我々はどこから来たのか どこへ行くのか

住むところ問題

もし離婚するなら今度はこんな寂しい夜の景色でないところが良い。冬の暗い夜道をひとりで歩いていると、どうしようもない寂しさが押し寄せてくる。家賃が安いことと近隣で栽培された新鮮な野菜を売っていることを除けば、この街に特筆すべきことはあまりない。

夫ともし別れることになってしまったらアルバイトに行きやすいように、もっと都心に移ったほうがいいだろう。夜道も危ないので駅からもそう遠くない方が良い。私の今の手持ちの資金や今後のことを考えると、できればあまり初期費用のかからないシェアハウスみたいなところはどうだろうか。この歳で入居しなければいけないことを考えると頭が痛くなるが、大人でも入れそうな落ち着いたところを選んで入れば何とかなるのではないだろうか。

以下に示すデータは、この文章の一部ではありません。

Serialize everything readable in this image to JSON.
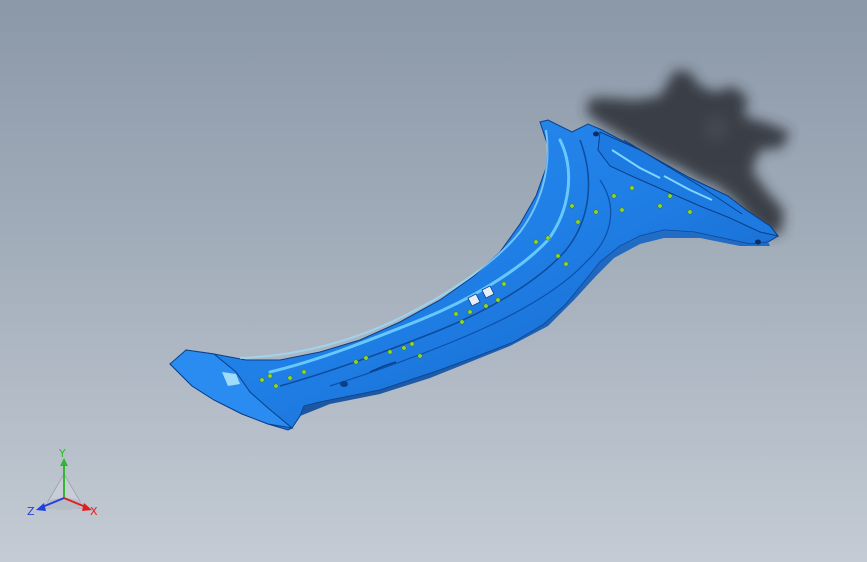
{
  "viewport": {
    "background_top": "#8b98a8",
    "background_bottom": "#c4cbd4"
  },
  "model": {
    "part_color": "#1f7fe6",
    "part_edge_color": "#0a3f8a",
    "highlight_color": "#6fd0ff",
    "weld_point_color": "#8ed62a",
    "shadow_color": "#2a2e36",
    "weld_point_count": 30
  },
  "triad": {
    "x_label": "X",
    "y_label": "Y",
    "z_label": "Z",
    "x_color": "#e02020",
    "y_color": "#2fb82f",
    "z_color": "#2040e0"
  }
}
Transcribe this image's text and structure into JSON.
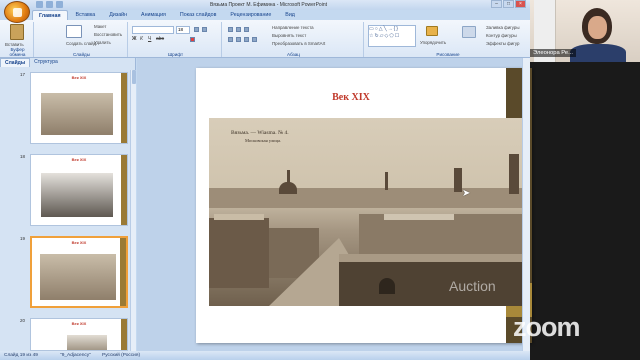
{
  "window": {
    "title": "Вязьма Проект М. Ефимина - Microsoft PowerPoint"
  },
  "tabs": [
    "Главная",
    "Вставка",
    "Дизайн",
    "Анимация",
    "Показ слайдов",
    "Рецензирование",
    "Вид"
  ],
  "ribbon": {
    "paste_label": "Вставить",
    "clipboard_label": "Буфер обмена",
    "new_slide_label": "Создать слайд",
    "layout_label": "Макет",
    "reset_label": "Восстановить",
    "delete_label": "Удалить",
    "slides_group_label": "Слайды",
    "font_group_label": "Шрифт",
    "font_size_value": "18",
    "paragraph_group_label": "Абзац",
    "text_direction_label": "Направление текста",
    "align_text_label": "Выровнять текст",
    "smartart_label": "Преобразовать в SmartArt",
    "arrange_label": "Упорядочить",
    "drawing_group_label": "Рисование",
    "fill_label": "Заливка фигуры",
    "outline_label": "Контур фигуры",
    "effects_label": "Эффекты фигур"
  },
  "panel": {
    "tab_slides": "Слайды",
    "tab_outline": "Структура",
    "thumbnails": [
      {
        "number": "17",
        "title": "Век XIX",
        "selected": false
      },
      {
        "number": "18",
        "title": "Век XIX",
        "selected": false
      },
      {
        "number": "19",
        "title": "Век XIX",
        "selected": true
      },
      {
        "number": "20",
        "title": "Век XIX",
        "selected": false
      }
    ]
  },
  "slide": {
    "title": "Век XIX",
    "photo_caption_1": "Вязьма. — Wiasma. № 4.",
    "photo_caption_2": "Московская улица.",
    "watermark": "Auction"
  },
  "status": {
    "slide_counter": "Слайд 19 из 49",
    "theme": "\"9_Adjacency\"",
    "language": "Русский (Россия)"
  },
  "video": {
    "participant_name": "Элеонора Ре..."
  },
  "zoom_logo": "zoom"
}
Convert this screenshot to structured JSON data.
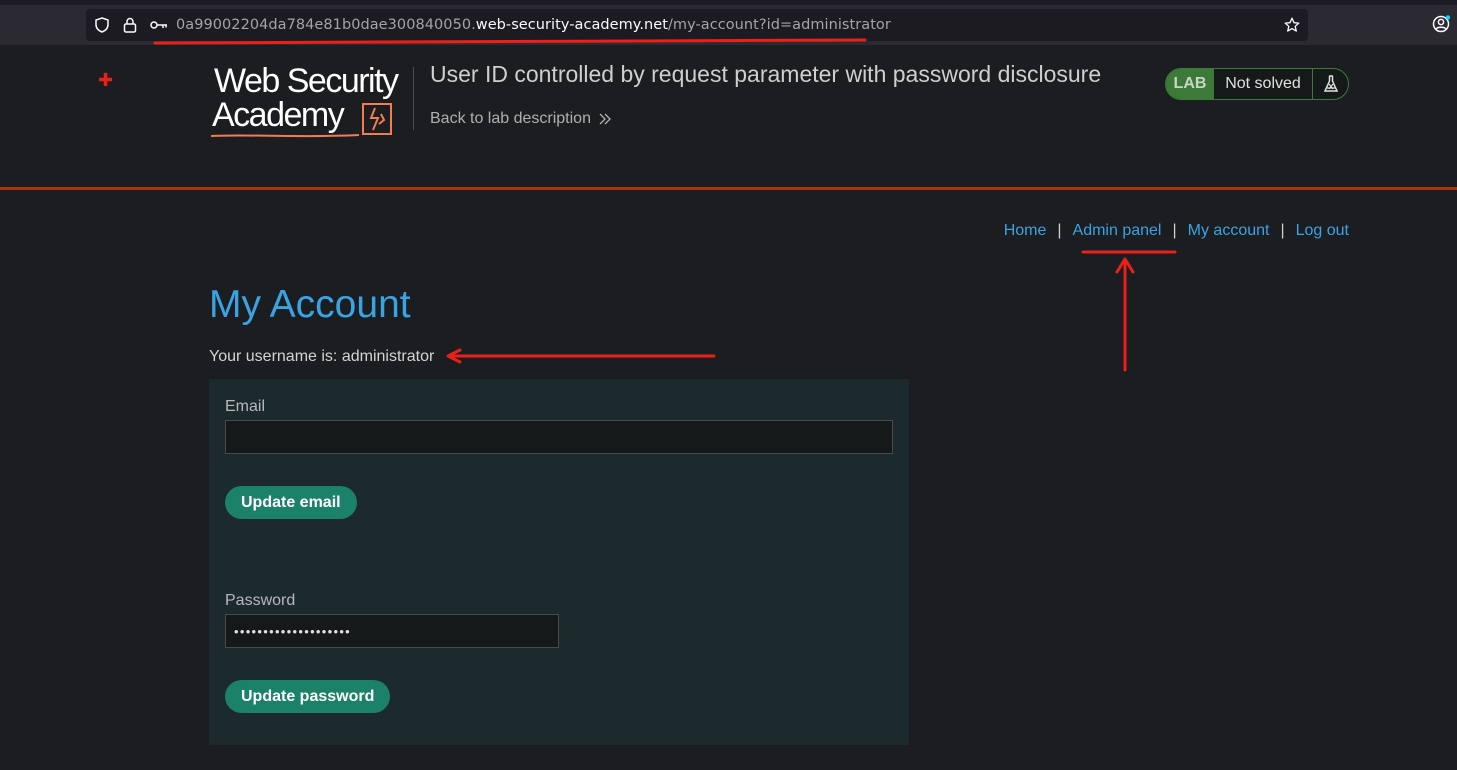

ふと別れたら夫は困るだろうかと考える。生活費は現在夫持ち。掃除、洗濯、食事の用意はしていたけど、それらは夫だって全くできない訳ではない。少々汚くてもいい、食事は外でするから構わないとなると、私の存在意義は夫にとっては意味のないものというか、むしろマイナスにすら感じる。わざわざ自分の傷をえぐるような言葉で言えば、情がなければただの穀潰しである。こうやって書いてみると自分の暮らしの危うさに目眩がする。最も夫はもっと前からぐらぐらしていたのかもしれない。

現実的に別れることが具体化したら、と考えてシェアハウスを検索し入居にいくらかかるのか調べてみた。値段はまちまちだが、平均的な部屋でも初期費用のみで16万程度、初月の家賃+電気代+管理費で9万、トータル25万ほどはかかるようだ。個人でアパートを借りるよりはずっと安いだろうが、ガヤガヤ賑やか過ぎたりしないだろうか。あとは風呂には浸かれないだろうから、風呂好きとしてはそこが難点だ。が、もし夫に追い出されたらそうも言っていられないだろう。広い湯船は諦めて、休日に銭湯に行くことが小さな楽しみになりそうだ。

初期費用のかからないURはどうだろうかと考え、検索してみる。こちらは選んだ沿線のせいなのか、そもそもの作りなのかファミリー向けの部屋が多く、単身向けにはあまり用意がないようだ。「UR賃貸住宅は礼金・手数料・更新料・保証人ナシ」との文字が大きなフォントで表示されているが、敷金は2ヶ月分になるようなので検索した中では一番安い8万円台の部屋でも(共益費と合わせて約9万円)18万円程。そこに単身での引っ越し費用をざっくり7万円としてもやっぱり25万は最低でも必要になる。となると本当に最低でも30万程度はあった方がいいのだろう。シェアハウスであれば40万程だろうか。シェアハウスの場合は、水道光熱費、Wifi代などは定額で含まれているため、その後の家計管理はし易いとは言える。

計算をすればするほど、この世界はふたり以上の方が圧倒的に生きやすいと思うものの、一人になることのメリットだってきっとあるだろう。今後は休日に何したいとか、どこに旅行に行きたいとか、いつか海外に住みたいと思う気持ちを抑えなくて良いということなのだ。私にとって海外に住むということはどれくらい重要なのだろう。何を満たしたくて海外に行きたいのだろう。

夫と離婚することで手にする自由はもちろんあるだろうけれど、私はそれをどこまで追求したいのだろう。